N’y résumait pour moi tous les bonheurs du ciel.

– Tout le monde, au palet me tient pour passé maître ;

Le fait est qu’à ce jeu, j’ai bien quelque talent ;

Eh bien, vienne pourtant Marianne à paraître,

À l’instant où j’allais me surpasser peut-être ;

Et, comme un écolier, me voilà tout tremblant.

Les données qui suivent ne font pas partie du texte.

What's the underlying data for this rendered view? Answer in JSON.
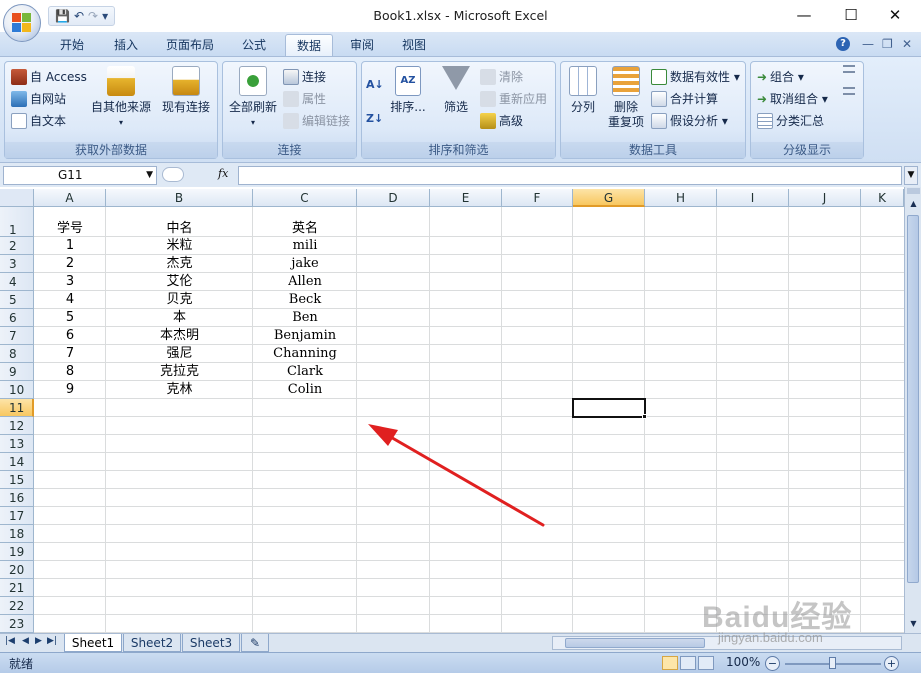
{
  "window": {
    "title": "Book1.xlsx - Microsoft Excel",
    "minimize": "—",
    "maximize": "☐",
    "close": "✕"
  },
  "qat": {
    "save": "💾",
    "undo": "↶",
    "redo": "↷",
    "more": "▾"
  },
  "tabs": [
    "开始",
    "插入",
    "页面布局",
    "公式",
    "数据",
    "审阅",
    "视图"
  ],
  "active_tab": "数据",
  "ribbon": {
    "external": {
      "label": "获取外部数据",
      "access": "自 Access",
      "web": "自网站",
      "text": "自文本",
      "other_line1": "自其他来源",
      "other_line2": "▾",
      "existing": "现有连接"
    },
    "connections": {
      "label": "连接",
      "refresh_line1": "全部刷新",
      "refresh_line2": "▾",
      "connections": "连接",
      "properties": "属性",
      "edit_links": "编辑链接"
    },
    "sort_filter": {
      "label": "排序和筛选",
      "sort": "排序...",
      "filter": "筛选",
      "clear": "清除",
      "reapply": "重新应用",
      "advanced": "高级"
    },
    "data_tools": {
      "label": "数据工具",
      "split": "分列",
      "remove_line1": "删除",
      "remove_line2": "重复项",
      "validation": "数据有效性 ▾",
      "consolidate": "合并计算",
      "whatif": "假设分析 ▾"
    },
    "outline": {
      "label": "分级显示",
      "group": "组合 ▾",
      "ungroup": "取消组合 ▾",
      "subtotal": "分类汇总"
    }
  },
  "formula_bar": {
    "name_box": "G11",
    "fx": "fx",
    "formula": ""
  },
  "columns": [
    "A",
    "B",
    "C",
    "D",
    "E",
    "F",
    "G",
    "H",
    "I",
    "J",
    "K"
  ],
  "rows": [
    "1",
    "2",
    "3",
    "4",
    "5",
    "6",
    "7",
    "8",
    "9",
    "10",
    "11",
    "12",
    "13",
    "14",
    "15",
    "16",
    "17",
    "18",
    "19",
    "20",
    "21",
    "22",
    "23"
  ],
  "selected_cell": "G11",
  "cells": {
    "header": [
      "学号",
      "中名",
      "英名"
    ],
    "data": [
      [
        "1",
        "米粒",
        "mili"
      ],
      [
        "2",
        "杰克",
        "jake"
      ],
      [
        "3",
        "艾伦",
        "Allen"
      ],
      [
        "4",
        "贝克",
        "Beck"
      ],
      [
        "5",
        "本",
        "Ben"
      ],
      [
        "6",
        "本杰明",
        "Benjamin"
      ],
      [
        "7",
        "强尼",
        "Channing"
      ],
      [
        "8",
        "克拉克",
        "Clark"
      ],
      [
        "9",
        "克林",
        "Colin"
      ]
    ]
  },
  "sheets": [
    "Sheet1",
    "Sheet2",
    "Sheet3"
  ],
  "active_sheet": "Sheet1",
  "status": {
    "text": "就绪",
    "zoom": "100%"
  },
  "watermark": {
    "brand": "Baidu经验",
    "url": "jingyan.baidu.com"
  },
  "colors": {
    "selection": "#f8c760",
    "ribbon": "#dde9f8",
    "arrow": "#e02020"
  }
}
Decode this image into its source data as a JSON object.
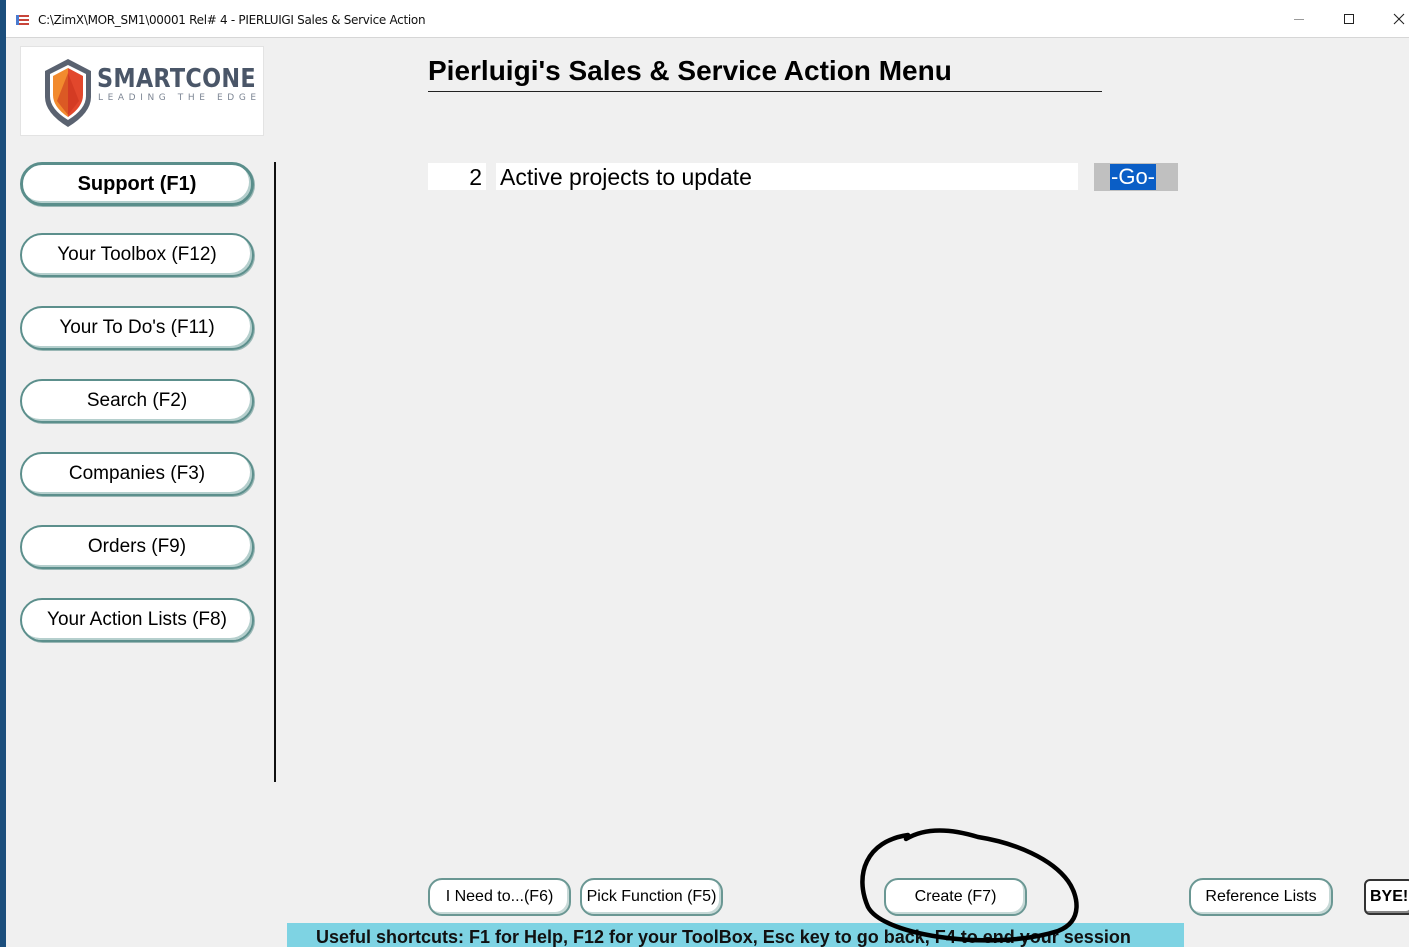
{
  "window": {
    "title": "C:\\ZimX\\MOR_SM1\\00001 Rel# 4 - PIERLUIGI Sales & Service Action"
  },
  "logo": {
    "name": "SMARTCONE",
    "tagline": "LEADING THE EDGE",
    "colors": {
      "shield_red": "#e2472c",
      "shield_orange": "#f28a2e",
      "shield_gray": "#5a6270"
    }
  },
  "sidebar": {
    "items": [
      {
        "label": "Support (F1)"
      },
      {
        "label": "Your Toolbox (F12)"
      },
      {
        "label": "Your To Do's (F11)"
      },
      {
        "label": "Search (F2)"
      },
      {
        "label": "Companies (F3)"
      },
      {
        "label": "Orders (F9)"
      },
      {
        "label": "Your Action Lists (F8)"
      }
    ]
  },
  "main": {
    "heading": "Pierluigi's Sales & Service Action Menu",
    "actions": [
      {
        "count": "2",
        "label": "Active projects to update",
        "go_label": "-Go-"
      }
    ]
  },
  "footer": {
    "buttons": {
      "need": "I Need to...(F6)",
      "pick": "Pick Function (F5)",
      "create": "Create (F7)",
      "reference": "Reference Lists",
      "bye": "BYE!"
    },
    "shortcuts": "Useful shortcuts: F1 for Help, F12 for your ToolBox, Esc key to go back, F4 to end your session"
  },
  "colors": {
    "accent": "#0a5ec6",
    "button_border": "#5c8f8c",
    "status_bar": "#7ed3e3",
    "desktop": "#1b4e7c"
  },
  "icons": {
    "app": "app-icon",
    "minimize": "minimize-icon",
    "maximize": "maximize-icon",
    "close": "close-icon",
    "logo": "shield-logo-icon"
  }
}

– Quand nous jouons parfois aux quilles sur la place,

Si Véronique est là, j’en abats sept par coup ;

Mais dès qu’elle s’en va, mon feu tourne à la glace,

Ma boule à mi-chemin du quillier s’embarrasse,

Et semble devenir aveugle tout à coup.

– Doux écho de nos chants, va-t’en, par sa fenêtre,

Éveiller Marianne, et dis-lui tendrement,

De manière à me faire à demi reconnaître,

Qu’ils sont en son honneur, tous ces chants, et peut-être

En aurai-je demain quelque remerciement.

– Véronique, dors bien, dans ta chambre boisée ;

En songe, seulement si tu me vois jamais,

Trouve un baiser pour moi, sur ta bouche rosée,

Et quand à le ravoir tu seras disposée,

Je t’en rendrai dix gros, oui, je te le promets...

– Ô vous qui scintillez là-haut d’un air si tendre,

Étoiles du bon Dieu, quand, dites-le-moi donc,

À force de l’aimer sans le dire et d’attendre,

Verrai-je celle à qui mon cœur ose prétendre,

Me regarder avec un pareil abandon ?

– Ô vous que l’on prendrait pour des flocons de laine,

Nuages du bon Dieu, venez donc barbouiller

Cette lune, là-haut, si brillante et si pleine ;

De peur qu’elle n’éveille en sa couche sereine,

Ma Véronique, avant l’heure de s’éveiller.

– On dirait que le jour bruit dans la ramée...

L’instant va donc venir où chaque revenant

Regagne, au grand galop, sa fosse accoutumée...

Ce pauvre Stéphen mort avec sa bien-aimée

Revient sans doute aussi chaque nuit maintenant...

– Les feux follets pourtant tiennent toujours campagne,

Là-bas, sur ces marais à nos pieds interdits...

Oui, valsez bien, de peur que la crampe vous gagne ;

On sait quel violon d’enfer vous accompagne ;

Mais restez à distance... arrière... je vous dis.

– Mon brave Fritz, tu sais que j’aime à la folie

Les cerises ; pourtant, ta voix est si jolie,

Que pour t’entendre encor j’oublierais tout vraiment...

Si quelque chose à moi, te plaisait seulement,

Cela t’appartiendrait bientôt, tu peux le croire...

J’ai trouvé l’autre jour à Kandern, à la foire,

Quatre belles chansons, auprès d’un charlatan ;

Ce sont : le docteur Faust, les filles du Sultan,

L’Écrivain dans le sac, et l’Agneau dans les herbes ;

Apprends-m’en donc les airs, on dit qu’ils sont superbes.

– Mon cher, je veux aussi moi, te faire présent

D’une image où l’on voit, en costume luisant,

La Vierge qui regarde au ciel d’un air mystique,

Si doux, qu’on a regret vraiment d’être hérétique ;

Et qui semble dire : « Ah ! comme il fait clair là-haut... »

Voilà précisément, dis-je, ce qu’il te faut,

Pour attendrir le cœur de cette Marianne...

Sais-tu qu’elle est fort bien, pour une paysanne.

Si tu l’aimes, va donc (crois-m’en, l’on s’y connaît) ;

Va chez elle, et dis-lui vite ce qu’il en est.

 

 

 

Jean-Pierre HEBEL.

 

Traduit de l’allemand par Max Buchon.